To pass the time Rowley pulled out the guitar and squatted against the partition. “Hey, you remember this?

I'm gonna lay down when I'm tired, when I'm feelin' good I'll stand
,

Gonna ride when I get restless, and I ain't gonna be your man
,

No, I ain't gonna be your mealticket, I ain't gonna be your man …

“That's mine but you don't do it right.” Jack rolled his head to and fro. Rowley did not know if he should go on and waited till Jack motioned for the guitar.

Now you want to cry, now you want to crawl

But baby, you been foolin' me, and I don't need you at all
.

You been foolin', oooh, you been foolin' me!

Jack fumbled at the strings. “Pearldiving ruins the hands. Get a cut and it never heals. Get it off of me, boy, too heavy. I can't catch my breath.”

Rowley took the guitar and Jack lay back with his eyes shut. Time oozed by. He wanted to go down and call again. He played blues and Jack nodded weakly and the bugs skittered up the corrugated walls and through the chicken wire came the sound of men retching and coughing and snoring and quarreling. A couple of men stopped their slow shuffle to the head to push open the door, listen a bit, and stare. Then they shut the door again and went on their way.

“Tell me the words to that song, ‘Noplace left to go.'”

Jack shook his head. “Jelly. Everything inside feel like it going squish.” For a long time he did not open his eyes.

Then he began to laugh and he laughed until blood choked him. “Sure as shit, here I am going down and some honky squat here ready to take my last words. Roll round a recorder and hand me guitar to blow. My, my. Things about coming my way. Success come to Jack, my, my, reprieve on death row with the old chair all lit up.” He was choking and laughing and halfway sitting up with his eyes shining out of his head, the cords in his neck standing straight out.

“The songs touched me. Isn't that real? I started looking for you, and you weren't easy to find. Okay, I was doing ninety other things, too, and maybe—”

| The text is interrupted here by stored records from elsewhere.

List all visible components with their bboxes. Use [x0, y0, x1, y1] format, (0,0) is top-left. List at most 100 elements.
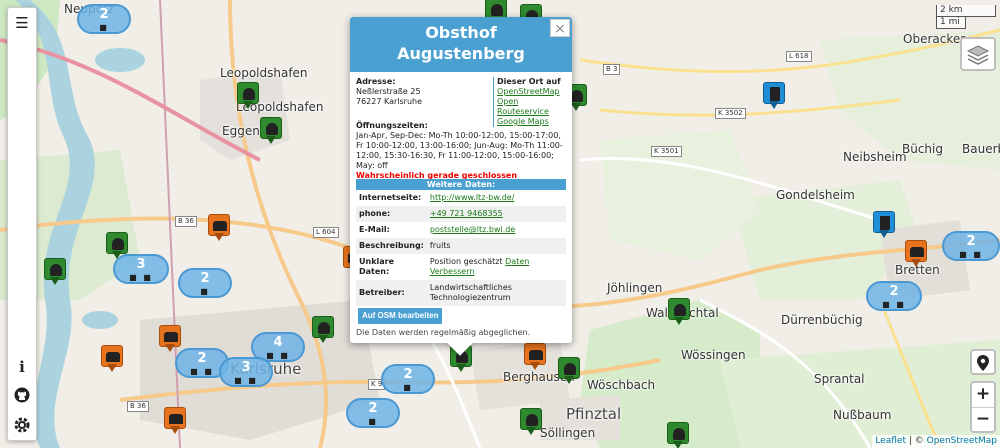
- road-label: K 3501: [651, 146, 682, 157]
- github-icon[interactable]: [8, 382, 36, 408]
- farm-marker[interactable]: [237, 82, 259, 112]
- cluster-count: 2: [200, 271, 210, 286]
- cluster-count: 4: [273, 335, 283, 350]
- table-row: phone: +49 721 9468355: [356, 206, 566, 222]
- farm-marker[interactable]: [260, 117, 282, 147]
- road-label: B 3: [603, 64, 621, 75]
- layers-button[interactable]: [960, 37, 996, 71]
- shop-marker[interactable]: [208, 214, 230, 244]
- more-data-header: Weitere Daten:: [356, 179, 566, 190]
- cluster-count: 2: [368, 401, 378, 416]
- shop-icon: [169, 414, 183, 424]
- place-label: Wössingen: [681, 348, 746, 362]
- zoom-in-button[interactable]: +: [972, 383, 994, 407]
- cluster-count: 2: [966, 234, 976, 249]
- settings-icon[interactable]: [8, 412, 36, 438]
- locate-button[interactable]: [970, 349, 996, 375]
- links-label: Dieser Ort auf: [497, 77, 561, 86]
- osm-link[interactable]: OpenStreetMap: [927, 436, 997, 446]
- place-label: Neibsheim: [843, 150, 907, 164]
- attribution: Leaflet | © OpenStreetMap: [872, 435, 1000, 448]
- zoom-out-button[interactable]: −: [972, 407, 994, 431]
- leaflet-link[interactable]: Leaflet: [875, 436, 906, 446]
- farm-marker[interactable]: [668, 298, 690, 328]
- marker-cluster[interactable]: 2 ■: [346, 398, 400, 428]
- info-marker[interactable]: [873, 211, 895, 241]
- building-icon: [770, 87, 780, 101]
- edit-on-osm-button[interactable]: Auf OSM bearbeiten: [358, 308, 443, 324]
- phone-link[interactable]: +49 721 9468355: [430, 209, 503, 218]
- cluster-count: 3: [241, 360, 251, 375]
- place-label: Dürrenbüchig: [781, 313, 863, 327]
- place-label: Söllingen: [540, 426, 596, 440]
- farm-marker[interactable]: [667, 422, 689, 448]
- menu-icon[interactable]: ☰: [8, 10, 36, 36]
- hours-text: Jan-Apr, Sep-Dec: Mo-Th 10:00-12:00, 15:…: [356, 131, 563, 170]
- place-label: Wöschbach: [587, 378, 656, 392]
- farm-marker[interactable]: [520, 408, 542, 438]
- road-label: K 3502: [715, 108, 746, 119]
- farm-icon: [674, 304, 686, 316]
- shop-marker[interactable]: [159, 325, 181, 355]
- road-label: B 36: [175, 216, 197, 227]
- farm-icon: [318, 322, 330, 334]
- shop-icon: [106, 352, 120, 362]
- farm-icon: [526, 414, 538, 426]
- more-data: Weitere Daten: Internetseite: http://www…: [356, 179, 566, 306]
- shop-icon: [529, 350, 543, 360]
- farm-marker[interactable]: [558, 357, 580, 387]
- shop-marker[interactable]: [905, 240, 927, 270]
- farm-icon: [50, 264, 62, 276]
- unclear-data-label: Unklare Daten:: [359, 257, 395, 276]
- place-label: Nußbaum: [833, 408, 892, 422]
- marker-cluster[interactable]: 2 ■: [381, 364, 435, 394]
- marker-cluster[interactable]: 2 ■: [178, 268, 232, 298]
- cluster-icons: ■ ■: [882, 300, 906, 309]
- website-link[interactable]: http://www.ltz-bw.de/: [430, 193, 515, 202]
- address-label: Adresse:: [356, 77, 396, 86]
- layers-icon: [966, 45, 990, 65]
- farm-marker[interactable]: [44, 258, 66, 288]
- place-label: Jöhlingen: [607, 281, 663, 295]
- sidebar: ☰ i: [7, 7, 37, 441]
- close-icon[interactable]: ×: [550, 19, 570, 37]
- scale-mi: 1 mi: [936, 17, 966, 29]
- cluster-count: 2: [99, 7, 109, 22]
- cluster-count: 2: [889, 284, 899, 299]
- place-label: Bauerb: [962, 142, 1000, 156]
- shop-marker[interactable]: [524, 343, 546, 373]
- operator-label: Betreiber:: [356, 280, 427, 306]
- link-open-routeservice[interactable]: Open Routeservice: [497, 97, 567, 117]
- shop-icon: [164, 332, 178, 342]
- opening-hours: Öffnungszeiten: Jan-Apr, Sep-Dec: Mo-Th …: [356, 121, 566, 181]
- shop-marker[interactable]: [164, 407, 186, 437]
- email-label: E-Mail:: [359, 225, 390, 234]
- place-label: Oberacker: [903, 32, 966, 46]
- farm-marker[interactable]: [312, 316, 334, 346]
- info-marker[interactable]: [763, 82, 785, 112]
- marker-cluster[interactable]: 2 ■ ■: [866, 281, 922, 311]
- farm-icon: [266, 123, 278, 135]
- info-icon[interactable]: i: [8, 354, 36, 380]
- popup-title: Obsthof Augustenberg: [350, 17, 572, 72]
- address-line1: Neßlerstraße 25: [356, 87, 421, 96]
- link-openstreetmap[interactable]: OpenStreetMap: [497, 87, 567, 97]
- marker-cluster[interactable]: 2 ■: [77, 4, 131, 34]
- shop-marker[interactable]: [101, 345, 123, 375]
- hours-label: Öffnungszeiten:: [356, 121, 428, 130]
- description-value: fruits: [426, 238, 566, 254]
- email-link[interactable]: poststelle@ltz.bwl.de: [430, 225, 515, 234]
- marker-cluster[interactable]: 2 ■ ■: [942, 231, 1000, 261]
- farm-marker[interactable]: [106, 232, 128, 262]
- table-row: Beschreibung: fruits: [356, 238, 566, 254]
- farm-icon: [571, 90, 583, 102]
- farm-icon: [112, 238, 124, 250]
- road-label: B 36: [127, 401, 149, 412]
- farm-icon: [564, 363, 576, 375]
- zoom-control: + −: [970, 381, 996, 433]
- cluster-icons: ■ ■: [234, 376, 258, 385]
- marker-cluster[interactable]: 3 ■ ■: [219, 357, 273, 387]
- place-label: Sprantal: [814, 372, 865, 386]
- address-block: Adresse: Neßlerstraße 25 76227 Karlsruhe: [356, 77, 486, 107]
- table-row: E-Mail: poststelle@ltz.bwl.de: [356, 222, 566, 238]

“They don't touch me. It isn't useful. The police been beating on me too long, they whipped me down to the ground. Don't nothing matter worth a damn but I'm cold. One thing be good for me. To see this supposed to be great city a hole in the ground. Then I get out of bed and dance all over it. White folks always been trying to use me and I seen they never make it. You come up to use me now and you too late. I so full of poison maybe what I do is drag my big old carcass down to Lake Michigan and pollute up the city water supply, so all them nice folks have a little sip of Black Jack and keel right over. Maybe I do that.”

He choked again, brown blood on his mouth, and slid back. His eyes closed and he did not open them again.

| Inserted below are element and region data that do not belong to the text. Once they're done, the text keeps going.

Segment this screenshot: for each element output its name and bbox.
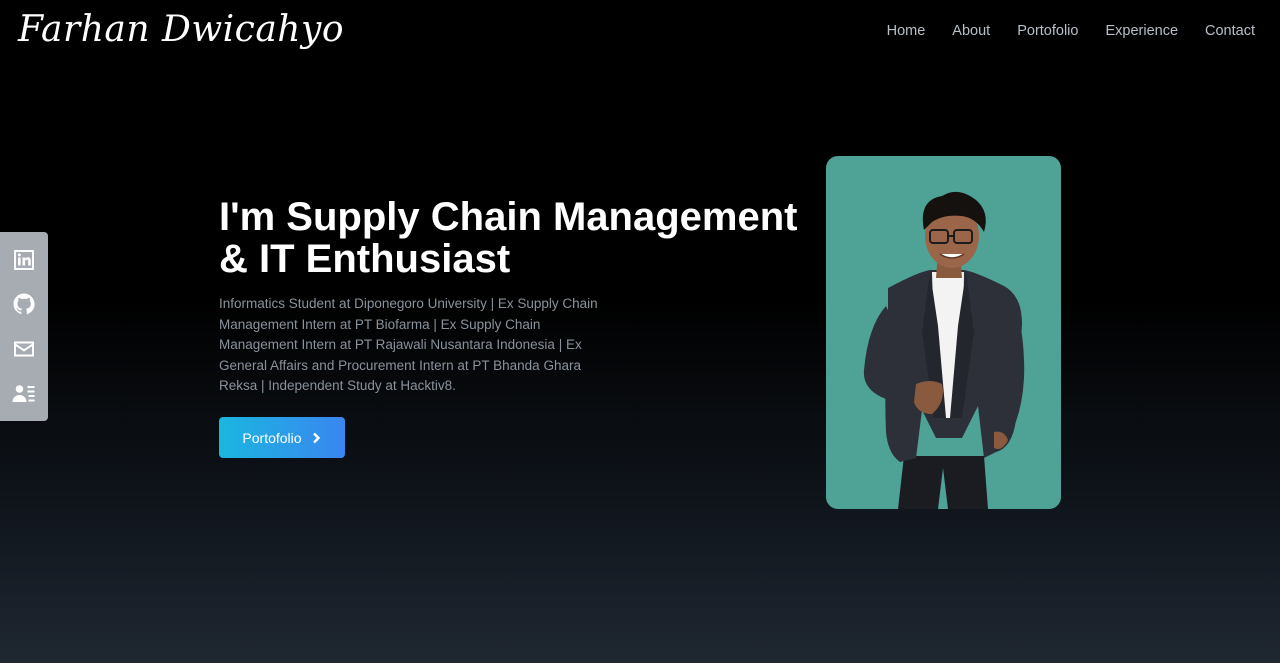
resume-link[interactable]: [9, 378, 39, 408]
nav-portofolio[interactable]: Portofolio: [1017, 21, 1078, 41]
portofolio-button-label: Portofolio: [242, 429, 302, 446]
nav-about[interactable]: About: [952, 21, 990, 41]
site-logo[interactable]: Farhan Dwicahyo: [18, 2, 344, 58]
github-link[interactable]: [9, 289, 39, 319]
nav-contact[interactable]: Contact: [1205, 21, 1255, 41]
social-sidebar: [0, 232, 48, 421]
profile-photo: [826, 156, 1061, 509]
resume-icon: [12, 385, 35, 402]
linkedin-icon: [14, 250, 34, 271]
github-icon: [13, 293, 35, 315]
portofolio-button[interactable]: Portofolio: [219, 417, 345, 458]
mail-icon: [14, 341, 34, 357]
chevron-right-icon: [312, 432, 320, 443]
person-illustration: [863, 191, 1025, 509]
email-link[interactable]: [9, 334, 39, 364]
linkedin-link[interactable]: [9, 245, 39, 275]
hero-description: Informatics Student at Diponegoro Univer…: [219, 296, 598, 393]
main-nav: Home About Portofolio Experience Contact: [887, 21, 1255, 41]
nav-home[interactable]: Home: [887, 21, 926, 41]
hero-title: I'm Supply Chain Management & IT Enthusi…: [219, 195, 798, 281]
nav-experience[interactable]: Experience: [1105, 21, 1178, 41]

By the time the ambulance came, he knew it was useless. He went along to help sign Jack in. That took forever. Then he ate in the hospital cafeteria and sat around the waiting room riffling raggedy
Life
's. He called Lucille and she came down an hour later with two of her big boys and her tight-lipped, stiffbacked husband. A young doctor told them brusquely at eleven that Jack Custis' esophagus was hemorrhaging: common among alcoholics.